Standing 90 feet tall into the blue Maui sky, the rebuilt temple is beautiful both inside and out. Outside, hand laid solid copper sheets ensconce the Temple roof like a coat of armor; within, beautiful paintings adorn the walls and ceilings, adding to the temples' tranquility.
Amongst the beautiful grounds upon which the temple stands also lie two rare sites - the Centennial Memorial Bell Tower, and the Great Buddha.
Made of bronze and tipping the scales at approximately 1.5 tons, the Centennial Memorial Bell is currently the largest of its kind in the state of Hawaii. Inscribed on the bell are the names of the people whom have helped to make the bell available for the Mission, as well as names of the early Japanese immigrants who first instituted the Mission. While this bell is a sight to behold, it is also one to be heard; as every night at 8 p.m. it is rung 11 times in honor of Buddhist beliefs.

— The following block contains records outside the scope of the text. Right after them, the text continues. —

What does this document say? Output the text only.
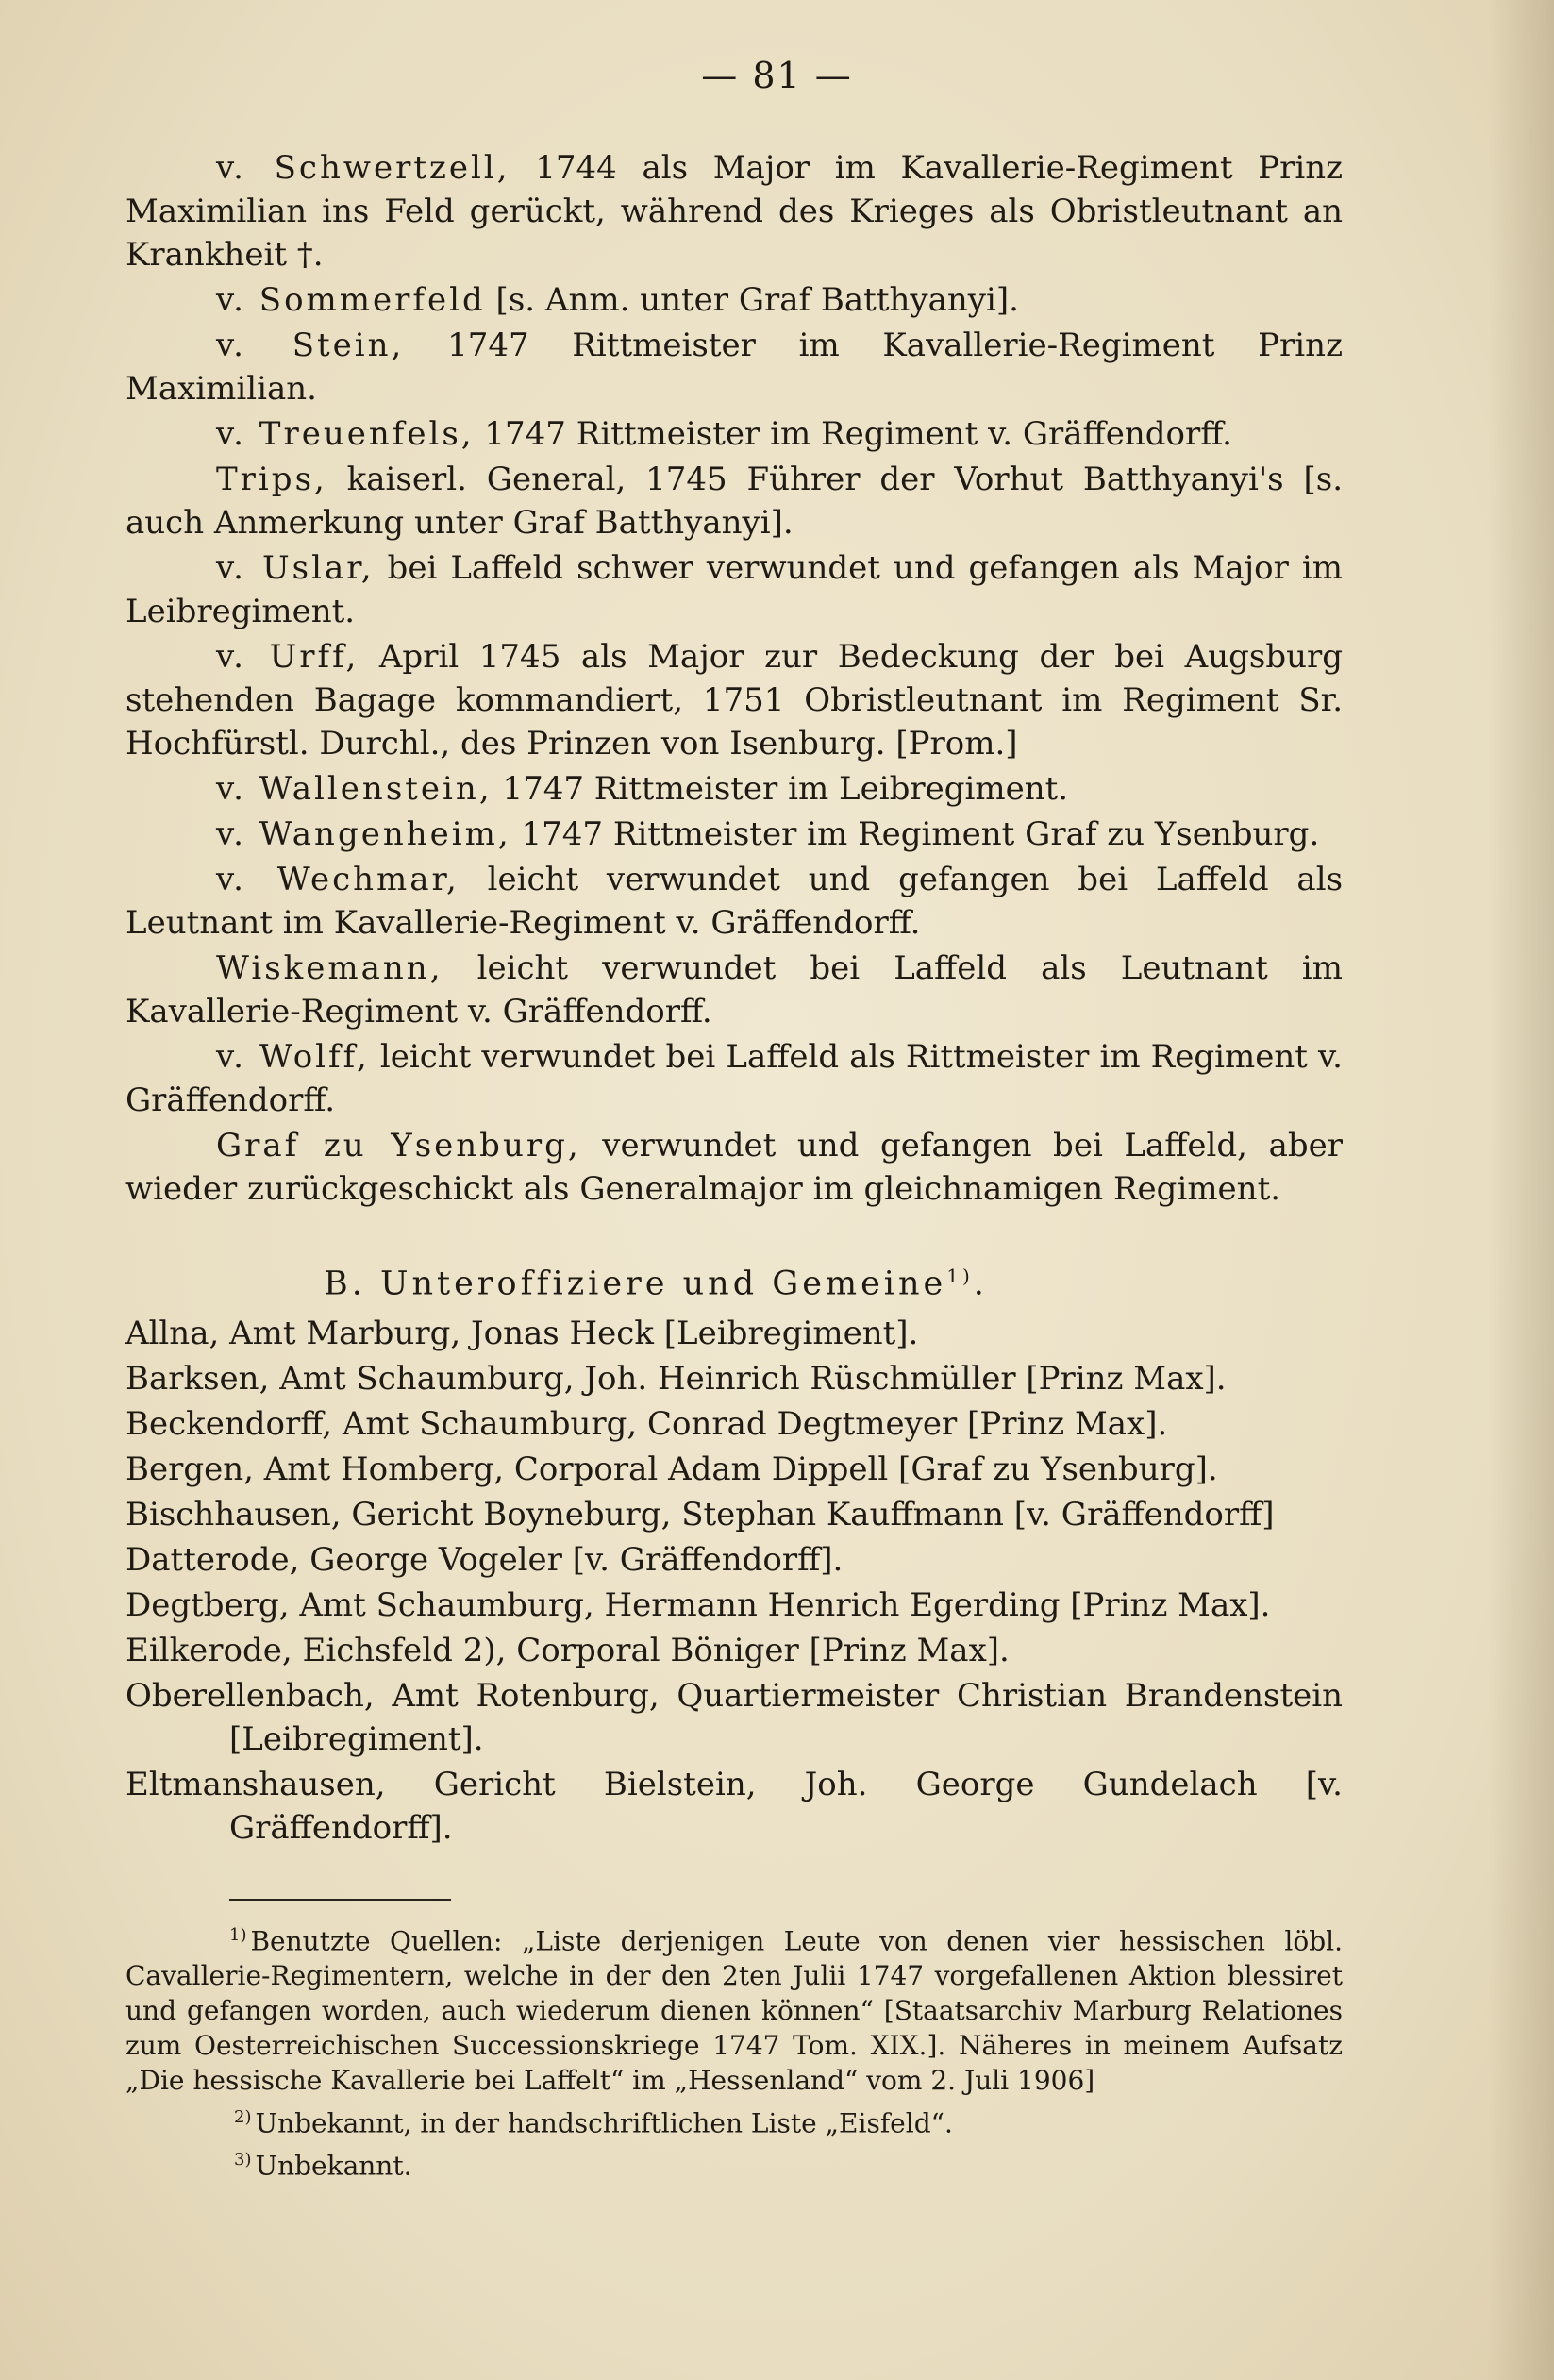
— 81 —

v. Schwertzell, 1744 als Major im Kavallerie-Regiment Prinz Maximilian ins Feld gerückt, während des Krieges als Obristleutnant an Krankheit †.

v. Sommerfeld [s. Anm. unter Graf Batthyanyi].

v. Stein, 1747 Rittmeister im Kavallerie-Regiment Prinz Maximilian.

v. Treuenfels, 1747 Rittmeister im Regiment v. Gräffendorff.

Trips, kaiserl. General, 1745 Führer der Vorhut Batthyanyi's [s. auch Anmerkung unter Graf Batthyanyi].

v. Uslar, bei Laffeld schwer verwundet und gefangen als Major im Leibregiment.

v. Urff, April 1745 als Major zur Bedeckung der bei Augsburg stehenden Bagage kommandiert, 1751 Obristleutnant im Regiment Sr. Hochfürstl. Durchl., des Prinzen von Isenburg. [Prom.]

v. Wallenstein, 1747 Rittmeister im Leibregiment.

v. Wangenheim, 1747 Rittmeister im Regiment Graf zu Ysenburg.

v. Wechmar, leicht verwundet und gefangen bei Laffeld als Leutnant im Kavallerie-Regiment v. Gräffendorff.

Wiskemann, leicht verwundet bei Laffeld als Leutnant im Kavallerie-Regiment v. Gräffendorff.

v. Wolff, leicht verwundet bei Laffeld als Rittmeister im Regiment v. Gräffendorff.

Graf zu Ysenburg, verwundet und gefangen bei Laffeld, aber wieder zurückgeschickt als Generalmajor im gleichnamigen Regiment.

B. Unteroffiziere und Gemeine$^{1)}$.

Allna, Amt Marburg, Jonas Heck [Leibregiment].

Barksen, Amt Schaumburg, Joh. Heinrich Rüschmüller [Prinz Max].

Beckendorff, Amt Schaumburg, Conrad Degtmeyer [Prinz Max].

Bergen, Amt Homberg, Corporal Adam Dippell [Graf zu Ysenburg].

Bischhausen, Gericht Boyneburg, Stephan Kauffmann [v. Gräffendorff]

Datterode, George Vogeler [v. Gräffendorff].

Degtberg, Amt Schaumburg, Hermann Henrich Egerding [Prinz Max].

Eilkerode, Eichsfeld 2), Corporal Böniger [Prinz Max].

Oberellenbach, Amt Rotenburg, Quartiermeister Christian Brandenstein [Leibregiment].

Eltmanshausen, Gericht Bielstein, Joh. George Gundelach [v. Gräffendorff].

$^{1)}$ Benutzte Quellen: „Liste derjenigen Leute von denen vier hessischen löbl. Cavallerie-Regimentern, welche in der den 2ten Julii 1747 vorgefallenen Aktion blessiret und gefangen worden, auch wiederum dienen können“ [Staatsarchiv Marburg Relationes zum Oesterreichischen Successionskriege 1747 Tom. XIX.]. Näheres in meinem Aufsatz „Die hessische Kavallerie bei Laffelt“ im „Hessenland“ vom 2. Juli 1906]

$^{2)}$ Unbekannt, in der handschriftlichen Liste „Eisfeld“.

$^{3)}$ Unbekannt.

Not far from the Centennial Bell sits the majestic Great Buddha. The largest of it's kind outside of Japan, forged from copper and bronze, and measuring 12ft high with a weight of approximately 7000lbs, the Great Buddha was shipped across the pacific from Kyoto, Japan, to Maui to commemorate the Lahaina Jodo Mission's Centennial in 1968. Today it sits with a calming gentle gaze upon all those who pass by.